The purpose of this book is to investigate public policy issues in pharmaceutical innovation. In Section II we first describe the important characteristics of prescription drugs. We emphasize that these characteristics deviate from the standard conditions in a competitive market. In Section III we discuss the current performance of the pharmaceutical market. In Section IV we investigate market failures that persist in allocating research and development (R&D) resources and in the utilization of prescription drugs. In Section V we analyze the policy conflict between the economic and health sectors arising from pharmaceutical innovation. The final section discusses the structure of the book and the major content of the chapters.
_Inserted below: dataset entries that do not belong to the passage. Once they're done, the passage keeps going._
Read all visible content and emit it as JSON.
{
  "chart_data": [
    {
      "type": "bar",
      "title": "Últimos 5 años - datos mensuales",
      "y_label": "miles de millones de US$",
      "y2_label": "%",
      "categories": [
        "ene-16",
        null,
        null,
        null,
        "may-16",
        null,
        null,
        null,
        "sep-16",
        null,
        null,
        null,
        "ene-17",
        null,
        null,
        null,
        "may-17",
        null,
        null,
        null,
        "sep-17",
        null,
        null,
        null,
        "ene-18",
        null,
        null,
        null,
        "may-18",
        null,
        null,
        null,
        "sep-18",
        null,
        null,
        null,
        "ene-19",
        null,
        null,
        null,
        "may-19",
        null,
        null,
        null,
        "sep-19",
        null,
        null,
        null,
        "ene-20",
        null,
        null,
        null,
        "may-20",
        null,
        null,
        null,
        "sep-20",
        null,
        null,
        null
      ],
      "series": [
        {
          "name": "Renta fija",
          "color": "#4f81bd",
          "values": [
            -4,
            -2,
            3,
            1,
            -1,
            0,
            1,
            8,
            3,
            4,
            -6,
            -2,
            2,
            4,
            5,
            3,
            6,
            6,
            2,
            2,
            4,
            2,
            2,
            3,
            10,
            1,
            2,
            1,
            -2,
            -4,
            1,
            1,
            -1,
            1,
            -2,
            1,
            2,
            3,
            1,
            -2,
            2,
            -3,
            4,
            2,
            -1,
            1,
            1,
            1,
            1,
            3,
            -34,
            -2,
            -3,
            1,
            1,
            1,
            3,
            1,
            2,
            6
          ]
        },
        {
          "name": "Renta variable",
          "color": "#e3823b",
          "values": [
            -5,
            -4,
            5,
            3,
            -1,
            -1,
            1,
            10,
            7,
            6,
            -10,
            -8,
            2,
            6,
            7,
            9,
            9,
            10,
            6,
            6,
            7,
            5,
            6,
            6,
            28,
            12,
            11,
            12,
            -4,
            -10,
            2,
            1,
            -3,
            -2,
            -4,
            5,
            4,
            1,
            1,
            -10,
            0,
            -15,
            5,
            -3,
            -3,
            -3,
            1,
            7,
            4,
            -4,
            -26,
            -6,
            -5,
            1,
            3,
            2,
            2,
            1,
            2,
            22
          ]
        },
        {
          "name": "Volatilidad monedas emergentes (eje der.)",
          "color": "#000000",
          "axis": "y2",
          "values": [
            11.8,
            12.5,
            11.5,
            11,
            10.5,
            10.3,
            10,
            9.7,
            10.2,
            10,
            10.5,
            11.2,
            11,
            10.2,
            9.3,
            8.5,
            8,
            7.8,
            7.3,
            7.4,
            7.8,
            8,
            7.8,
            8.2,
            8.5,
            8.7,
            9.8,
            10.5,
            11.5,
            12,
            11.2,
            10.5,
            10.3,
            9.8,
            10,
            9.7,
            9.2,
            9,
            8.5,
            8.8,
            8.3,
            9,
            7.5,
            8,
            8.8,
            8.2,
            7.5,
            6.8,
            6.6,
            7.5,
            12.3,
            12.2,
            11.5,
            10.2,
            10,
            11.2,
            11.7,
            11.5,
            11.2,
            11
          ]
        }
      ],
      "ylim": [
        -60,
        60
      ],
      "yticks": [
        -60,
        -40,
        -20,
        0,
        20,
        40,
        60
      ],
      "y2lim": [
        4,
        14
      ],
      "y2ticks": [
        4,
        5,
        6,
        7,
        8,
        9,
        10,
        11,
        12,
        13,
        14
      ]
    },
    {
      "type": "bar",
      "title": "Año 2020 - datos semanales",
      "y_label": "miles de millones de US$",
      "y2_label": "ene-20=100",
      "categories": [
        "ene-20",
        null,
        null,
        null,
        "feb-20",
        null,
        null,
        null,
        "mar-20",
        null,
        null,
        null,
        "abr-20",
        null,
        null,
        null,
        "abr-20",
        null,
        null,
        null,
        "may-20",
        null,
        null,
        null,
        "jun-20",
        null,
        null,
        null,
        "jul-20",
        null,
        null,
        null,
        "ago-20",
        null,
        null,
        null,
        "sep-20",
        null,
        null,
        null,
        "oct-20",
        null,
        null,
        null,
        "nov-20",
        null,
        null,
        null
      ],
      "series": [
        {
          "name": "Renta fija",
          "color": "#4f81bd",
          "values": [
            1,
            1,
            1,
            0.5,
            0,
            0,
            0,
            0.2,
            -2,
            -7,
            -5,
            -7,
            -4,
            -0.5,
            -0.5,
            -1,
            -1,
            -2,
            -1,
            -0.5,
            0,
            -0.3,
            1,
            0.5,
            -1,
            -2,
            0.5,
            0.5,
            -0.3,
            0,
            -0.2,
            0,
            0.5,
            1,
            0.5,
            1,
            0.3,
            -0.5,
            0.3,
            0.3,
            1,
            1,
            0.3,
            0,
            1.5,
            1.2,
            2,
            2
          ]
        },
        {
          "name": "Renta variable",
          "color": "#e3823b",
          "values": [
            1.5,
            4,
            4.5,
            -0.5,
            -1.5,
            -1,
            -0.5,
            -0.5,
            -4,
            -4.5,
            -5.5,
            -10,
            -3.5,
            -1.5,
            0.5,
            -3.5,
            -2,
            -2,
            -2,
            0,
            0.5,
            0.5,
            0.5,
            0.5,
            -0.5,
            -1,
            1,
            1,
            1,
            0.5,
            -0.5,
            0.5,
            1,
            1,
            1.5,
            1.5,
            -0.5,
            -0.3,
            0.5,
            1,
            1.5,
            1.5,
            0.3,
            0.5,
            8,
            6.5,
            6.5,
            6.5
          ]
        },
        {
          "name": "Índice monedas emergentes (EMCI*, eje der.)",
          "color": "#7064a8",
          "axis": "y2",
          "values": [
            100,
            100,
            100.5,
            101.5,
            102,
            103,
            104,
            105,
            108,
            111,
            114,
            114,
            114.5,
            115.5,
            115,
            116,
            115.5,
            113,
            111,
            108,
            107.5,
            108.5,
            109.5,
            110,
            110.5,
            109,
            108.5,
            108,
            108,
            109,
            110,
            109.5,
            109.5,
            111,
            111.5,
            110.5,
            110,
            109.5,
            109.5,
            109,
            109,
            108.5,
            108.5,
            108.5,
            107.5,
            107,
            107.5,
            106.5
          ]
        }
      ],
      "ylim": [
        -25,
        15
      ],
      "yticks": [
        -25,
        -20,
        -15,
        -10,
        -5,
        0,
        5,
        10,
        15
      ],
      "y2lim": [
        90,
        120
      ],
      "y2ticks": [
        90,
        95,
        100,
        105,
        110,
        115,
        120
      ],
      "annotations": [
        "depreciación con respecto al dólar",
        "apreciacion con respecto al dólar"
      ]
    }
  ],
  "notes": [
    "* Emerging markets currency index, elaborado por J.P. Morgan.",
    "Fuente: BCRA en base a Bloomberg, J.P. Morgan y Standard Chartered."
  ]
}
Characteristics of Prescription Drugs
Prescription drugs have many complex characteristics, which, when taken together, have led to major controversies in public policy arenas, including pricing, patents, and incentives for research and development, as well as excess industry profits. Each characteristic is not unique to pharmaceuticals, but rather it is the characteristics, taken in combination, that make the industry unique.
Probabilistic Nature of Demand and Effectiveness
Prescription drugs are inputs in the production of good health.